Project description:Metabolic syndrome (MS) is a condition that, when associated with ischemic heart disease and cardiovascular events, can be influenced by genetic variants and determine more severe coronary atherosclerosis.To examine the contribution of genetic polymorphisms to the extension and severity of coronary disease in subjects with MS and recent acute coronary syndrome (ACS).Patients (n = 116, 68% males) aged 56 (9) years, with criteria for MS, were prospectively enrolled to the study during the hospitalization period after an ACS. Clinical and laboratory parameters, high-sensitivity C-reactive protein, thiobarbituric acid reactive substances, adiponectin, endothelial function, and the Gensini score were assessed.
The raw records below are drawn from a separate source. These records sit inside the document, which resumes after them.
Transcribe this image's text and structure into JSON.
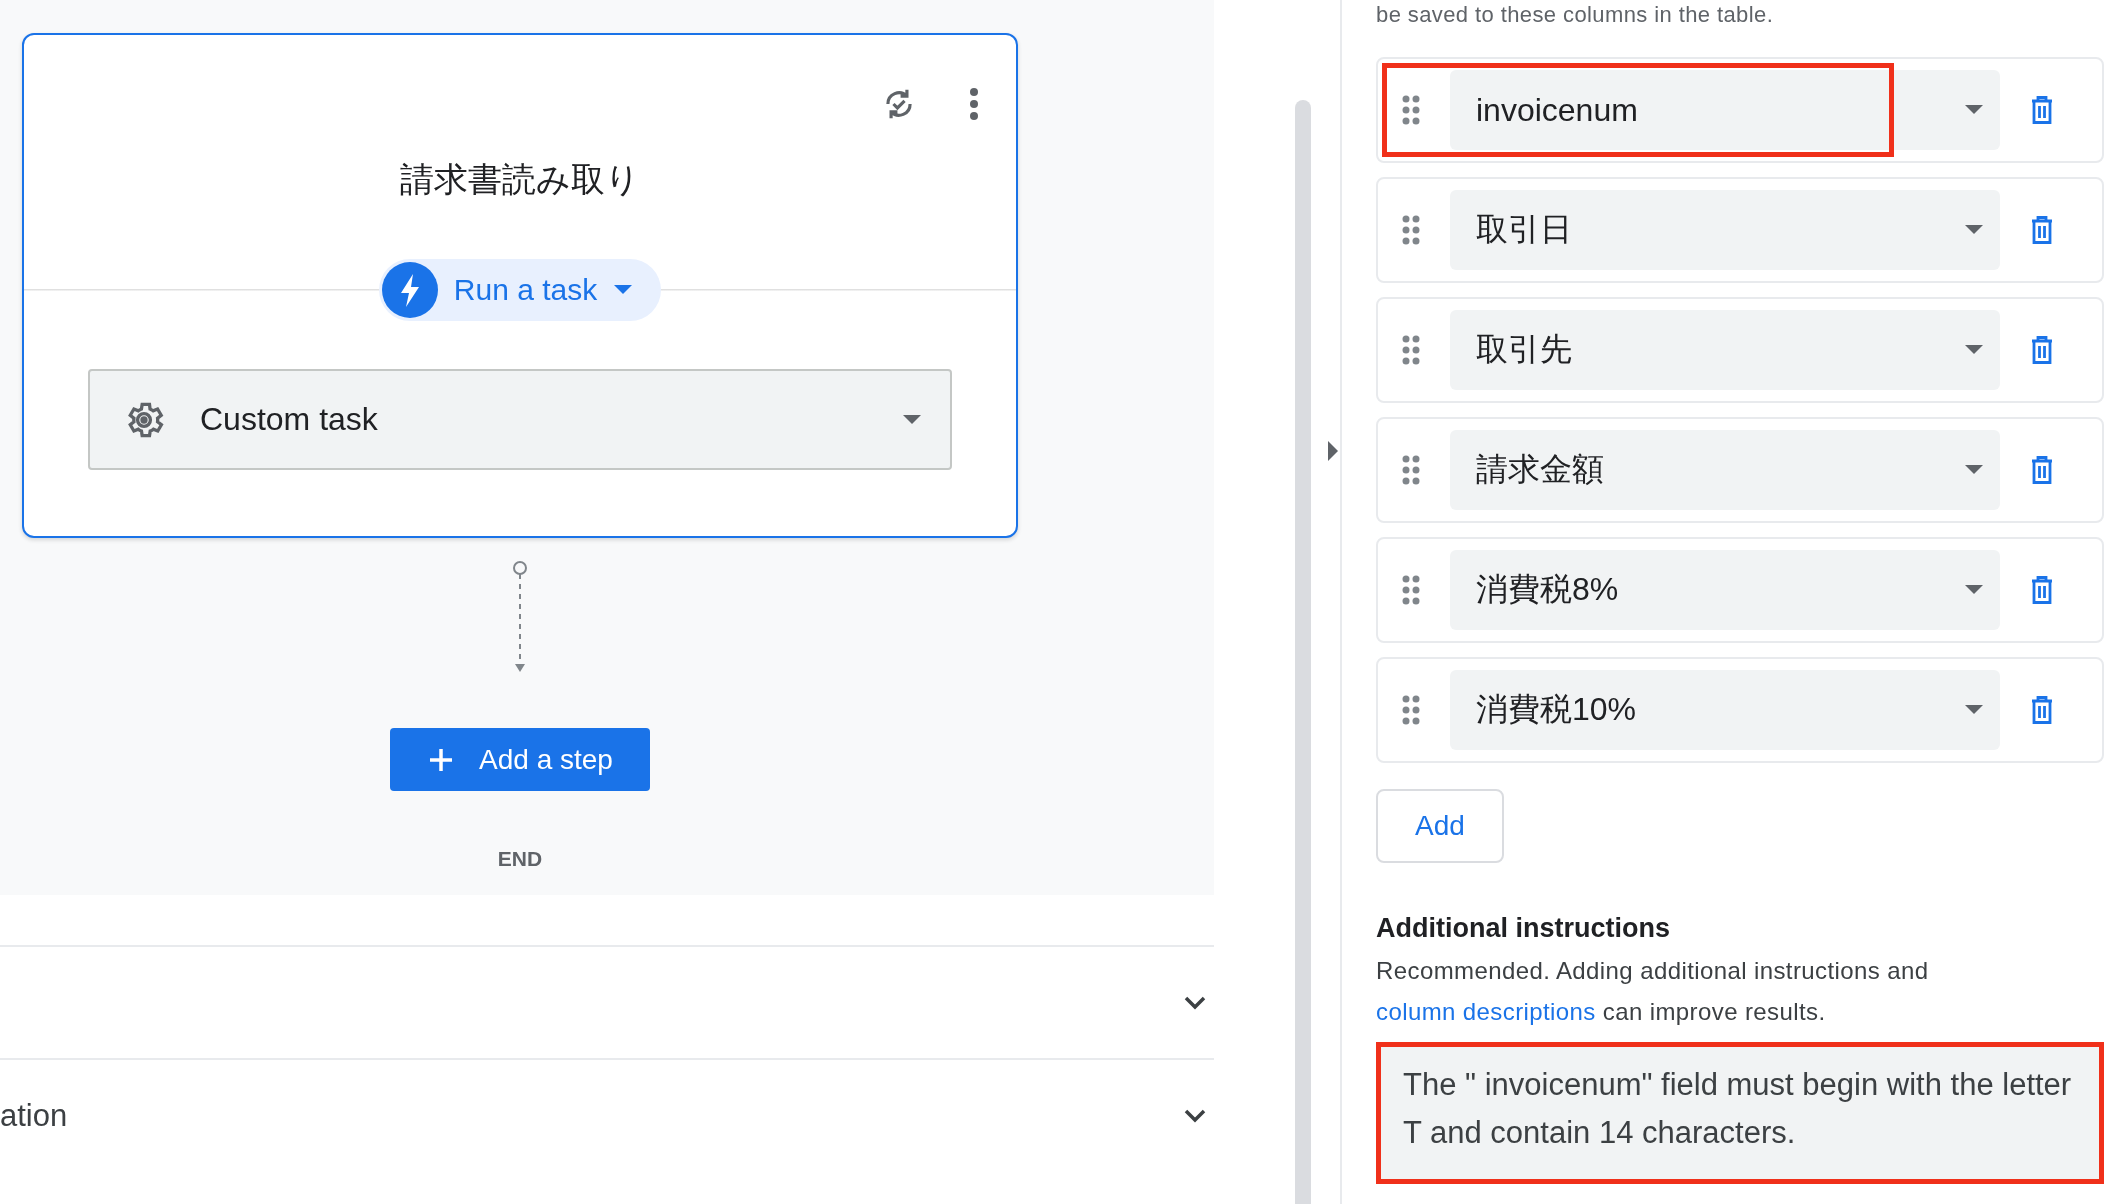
{
  "flow_card": {
    "title": "請求書読み取り",
    "action_chip": {
      "label": "Run a task"
    },
    "task_select": {
      "value": "Custom task"
    }
  },
  "add_step_button": {
    "label": "Add a step"
  },
  "end_label": "END",
  "sections": [
    {
      "expanded": false
    },
    {
      "title": "ation",
      "expanded": false
    }
  ],
  "side_panel": {
    "collapsed": true
  },
  "right_panel": {
    "intro_text": "be saved to these columns in the table.",
    "columns": [
      {
        "value": "invoicenum",
        "highlighted": true
      },
      {
        "value": "取引日",
        "highlighted": false
      },
      {
        "value": "取引先",
        "highlighted": false
      },
      {
        "value": "請求金額",
        "highlighted": false
      },
      {
        "value": "消費税8%",
        "highlighted": false
      },
      {
        "value": "消費税10%",
        "highlighted": false
      }
    ],
    "add_button": "Add",
    "instructions": {
      "heading": "Additional instructions",
      "description": [
        {
          "kind": "text",
          "text": "Recommended. Adding additional instructions and "
        },
        {
          "kind": "link",
          "text": "column descriptions"
        },
        {
          "kind": "text",
          "text": " can improve results."
        }
      ],
      "value": "The \" invoicenum\" field must begin with the letter T and contain 14 characters.",
      "highlighted": true
    }
  }
}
Polymorphisms of paraoxonase-1 (PON-1), methylenotetrahydrofolate reductase (MTHFR), endothelial nitric oxide synthase (ENOS), angiotensin-converting enzyme (ACE), angiotensin II type 1 receptor (AT1R), apolipoprotein C3 (APOC3), lipoprotein lipase (LPL) were analysed by polymerase chain reaction (PCR) technique, followed by the identification of restriction fragment length polymorphisms (RFLP, and a genetic score was calculated. Parametric and non-parametric tests were used, as appropriate. Significance was set at p < 0.05.Polymorphisms of PON-1, MTHFR and ENOS were not in the Hardy-Weinberg equilibrium. The DD genotype of LPL was associated with higher severity and greater extension of coronary lesions. Genetic score tended to be higher in patients with Gensini score < P50 (13.7 ± 1.5 vs. 13.0 ± 1.6, p = 0.066), with an inverse correlation between genetic and Gensini scores (R = -0.194, p = 0.078).The LPL polymorphism contributed to the severity of coronary disease in patients with MS and recent ACS. Combined polymorphisms were associated with the extension of coronary disease, and the lower the genetic score the more severe the disease.